The Indian Army had previously kept a military post in the village, but have since left. In the mid-90s, the villagers asked the Indian Army unit then stationed in the village to remove the mines due to the threat they posed to the community. The Army unit commander said he could not remove the mines since they did not have the maps, and did not know where they were laid. So the villagers have been left to absorb the cost of these abandoned landmines.
The cost is heavy and ongoing. Since the slopes have become dangerous, villagers have stopped collecting firewood or other forest products from them. With the loss of their firewood source, the villagers have cut the trees within the village itself. In former times, they kept the trees in their village and sold them for lumber, which added to their income, but have now been forced to burn them, losing that extra income. Now villagers are afraid to pasture their livestock on the slopes since they may wander farther up to the mined area. This decreased availability of pasture has led some villagers to the decision that they must give up their livestock since they cannot afford to feed them. Despair is settling into the village as economic hardship, due to these losses, increases. While the slopes are not producing physical injuries in the village now, they are producing economic and psychological mine victims within the village.
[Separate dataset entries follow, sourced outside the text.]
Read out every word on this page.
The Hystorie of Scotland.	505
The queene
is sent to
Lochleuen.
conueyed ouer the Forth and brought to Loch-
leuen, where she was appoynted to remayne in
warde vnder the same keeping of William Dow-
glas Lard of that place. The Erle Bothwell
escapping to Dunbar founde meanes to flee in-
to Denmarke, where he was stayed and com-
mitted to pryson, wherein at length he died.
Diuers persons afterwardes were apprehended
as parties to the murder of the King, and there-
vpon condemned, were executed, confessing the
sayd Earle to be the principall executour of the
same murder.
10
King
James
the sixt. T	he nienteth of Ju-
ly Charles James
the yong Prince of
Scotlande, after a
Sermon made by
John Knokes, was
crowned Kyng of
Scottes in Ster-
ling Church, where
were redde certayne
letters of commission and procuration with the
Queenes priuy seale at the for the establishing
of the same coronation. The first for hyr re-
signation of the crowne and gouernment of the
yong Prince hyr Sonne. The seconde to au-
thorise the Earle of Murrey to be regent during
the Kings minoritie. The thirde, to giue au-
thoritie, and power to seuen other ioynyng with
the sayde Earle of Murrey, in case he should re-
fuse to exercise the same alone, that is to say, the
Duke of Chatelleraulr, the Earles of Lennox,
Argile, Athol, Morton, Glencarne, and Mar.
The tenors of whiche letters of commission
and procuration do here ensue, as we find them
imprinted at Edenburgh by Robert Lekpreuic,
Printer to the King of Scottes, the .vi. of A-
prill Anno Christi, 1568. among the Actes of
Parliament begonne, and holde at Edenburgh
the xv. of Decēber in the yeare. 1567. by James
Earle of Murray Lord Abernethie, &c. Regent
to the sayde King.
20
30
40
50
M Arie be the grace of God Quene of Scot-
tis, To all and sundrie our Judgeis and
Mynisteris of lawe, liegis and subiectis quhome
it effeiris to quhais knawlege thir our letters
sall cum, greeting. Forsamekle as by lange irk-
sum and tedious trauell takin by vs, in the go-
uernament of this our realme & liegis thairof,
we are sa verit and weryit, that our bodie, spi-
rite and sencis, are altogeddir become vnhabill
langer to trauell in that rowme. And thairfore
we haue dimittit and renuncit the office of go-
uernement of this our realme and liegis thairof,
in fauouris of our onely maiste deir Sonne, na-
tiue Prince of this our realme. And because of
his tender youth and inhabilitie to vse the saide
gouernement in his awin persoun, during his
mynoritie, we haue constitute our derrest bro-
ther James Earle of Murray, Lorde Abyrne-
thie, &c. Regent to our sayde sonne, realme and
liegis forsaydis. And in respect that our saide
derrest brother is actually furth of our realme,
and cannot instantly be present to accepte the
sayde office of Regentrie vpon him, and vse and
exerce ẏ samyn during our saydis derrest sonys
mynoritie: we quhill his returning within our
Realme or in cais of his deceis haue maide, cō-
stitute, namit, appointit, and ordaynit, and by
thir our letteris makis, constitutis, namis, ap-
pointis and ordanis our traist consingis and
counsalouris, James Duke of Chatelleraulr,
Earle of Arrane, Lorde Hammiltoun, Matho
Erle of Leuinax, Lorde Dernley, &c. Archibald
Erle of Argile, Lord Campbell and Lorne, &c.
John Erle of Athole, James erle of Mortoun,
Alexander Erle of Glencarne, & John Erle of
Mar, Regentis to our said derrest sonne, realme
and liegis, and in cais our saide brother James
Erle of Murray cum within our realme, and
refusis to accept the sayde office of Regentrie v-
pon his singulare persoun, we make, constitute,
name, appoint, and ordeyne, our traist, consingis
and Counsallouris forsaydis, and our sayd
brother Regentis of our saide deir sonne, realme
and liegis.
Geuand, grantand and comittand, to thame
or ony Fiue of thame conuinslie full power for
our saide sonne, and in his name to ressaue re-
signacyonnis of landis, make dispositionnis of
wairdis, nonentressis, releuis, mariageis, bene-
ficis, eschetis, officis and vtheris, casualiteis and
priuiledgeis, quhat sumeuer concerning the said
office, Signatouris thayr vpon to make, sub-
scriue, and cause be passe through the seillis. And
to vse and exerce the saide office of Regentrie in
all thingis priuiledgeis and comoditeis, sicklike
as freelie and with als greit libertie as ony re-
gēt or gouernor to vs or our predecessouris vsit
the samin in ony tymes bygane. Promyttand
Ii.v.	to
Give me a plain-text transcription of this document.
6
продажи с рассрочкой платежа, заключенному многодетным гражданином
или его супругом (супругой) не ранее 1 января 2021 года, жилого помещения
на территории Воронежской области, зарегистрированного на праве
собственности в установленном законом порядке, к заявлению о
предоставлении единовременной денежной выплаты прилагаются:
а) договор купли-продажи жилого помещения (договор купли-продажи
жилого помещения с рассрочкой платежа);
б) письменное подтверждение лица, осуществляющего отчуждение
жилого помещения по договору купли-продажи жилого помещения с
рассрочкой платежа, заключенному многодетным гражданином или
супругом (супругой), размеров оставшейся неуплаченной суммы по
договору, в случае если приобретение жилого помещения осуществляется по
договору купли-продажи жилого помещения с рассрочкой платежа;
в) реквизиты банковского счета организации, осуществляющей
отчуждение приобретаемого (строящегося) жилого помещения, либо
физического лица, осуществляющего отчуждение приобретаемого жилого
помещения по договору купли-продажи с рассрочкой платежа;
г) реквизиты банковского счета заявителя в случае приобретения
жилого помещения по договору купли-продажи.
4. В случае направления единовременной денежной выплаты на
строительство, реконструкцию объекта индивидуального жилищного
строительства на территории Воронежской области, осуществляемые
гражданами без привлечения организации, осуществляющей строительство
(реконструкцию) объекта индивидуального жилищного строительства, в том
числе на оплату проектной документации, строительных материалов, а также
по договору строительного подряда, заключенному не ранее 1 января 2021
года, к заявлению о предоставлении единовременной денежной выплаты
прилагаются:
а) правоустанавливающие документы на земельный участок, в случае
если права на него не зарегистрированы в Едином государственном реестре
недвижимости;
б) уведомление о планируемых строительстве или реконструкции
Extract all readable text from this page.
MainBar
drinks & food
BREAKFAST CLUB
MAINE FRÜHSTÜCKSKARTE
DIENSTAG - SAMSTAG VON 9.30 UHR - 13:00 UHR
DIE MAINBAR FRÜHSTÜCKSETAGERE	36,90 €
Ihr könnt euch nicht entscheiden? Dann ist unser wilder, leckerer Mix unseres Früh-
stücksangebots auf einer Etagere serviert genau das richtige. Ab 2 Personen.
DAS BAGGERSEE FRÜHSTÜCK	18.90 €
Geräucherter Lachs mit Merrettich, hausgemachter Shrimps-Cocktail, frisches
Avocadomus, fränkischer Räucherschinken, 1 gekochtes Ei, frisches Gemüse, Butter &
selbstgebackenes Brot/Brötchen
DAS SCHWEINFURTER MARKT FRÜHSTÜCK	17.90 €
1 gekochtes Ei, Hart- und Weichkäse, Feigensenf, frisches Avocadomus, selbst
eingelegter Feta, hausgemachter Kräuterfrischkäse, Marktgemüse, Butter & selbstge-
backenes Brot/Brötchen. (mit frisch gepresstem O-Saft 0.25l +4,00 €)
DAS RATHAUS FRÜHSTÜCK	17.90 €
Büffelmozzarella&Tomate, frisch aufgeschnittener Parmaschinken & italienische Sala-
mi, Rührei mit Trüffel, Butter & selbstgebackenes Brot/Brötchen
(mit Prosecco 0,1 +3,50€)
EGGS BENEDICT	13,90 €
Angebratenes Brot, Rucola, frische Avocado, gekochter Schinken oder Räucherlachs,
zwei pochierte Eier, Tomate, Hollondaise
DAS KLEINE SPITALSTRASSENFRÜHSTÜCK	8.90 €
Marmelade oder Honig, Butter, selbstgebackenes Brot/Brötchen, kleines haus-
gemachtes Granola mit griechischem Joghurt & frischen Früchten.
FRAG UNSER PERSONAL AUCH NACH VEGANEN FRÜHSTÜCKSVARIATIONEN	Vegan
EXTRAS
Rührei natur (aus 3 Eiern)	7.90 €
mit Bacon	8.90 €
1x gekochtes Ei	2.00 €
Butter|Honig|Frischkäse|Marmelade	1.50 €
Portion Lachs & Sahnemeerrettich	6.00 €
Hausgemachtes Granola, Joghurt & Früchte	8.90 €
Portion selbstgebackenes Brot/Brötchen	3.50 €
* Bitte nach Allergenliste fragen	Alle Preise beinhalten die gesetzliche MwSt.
An Indian government representative claimed at the 6th Meeting of States Parties in Croatia in 2005 that its “minefields are properly marked and fenced to prevent casualties to innocent civilians or grazing cattle” and that “there are no mined areas in any part of India’s interiors. India has never resorted to the use of mines for maintenance of internal order or in counterterrorism operations..”.
Today, however, the mines on the slopes outside Warsun village remain unfenced, as they always were. They are not marked in any way which the people of the village recognize or understand. All the villagers who met with the Landmine Monitor are illiterate. What they did understand was that something dangerous was there once they started to become victims of it.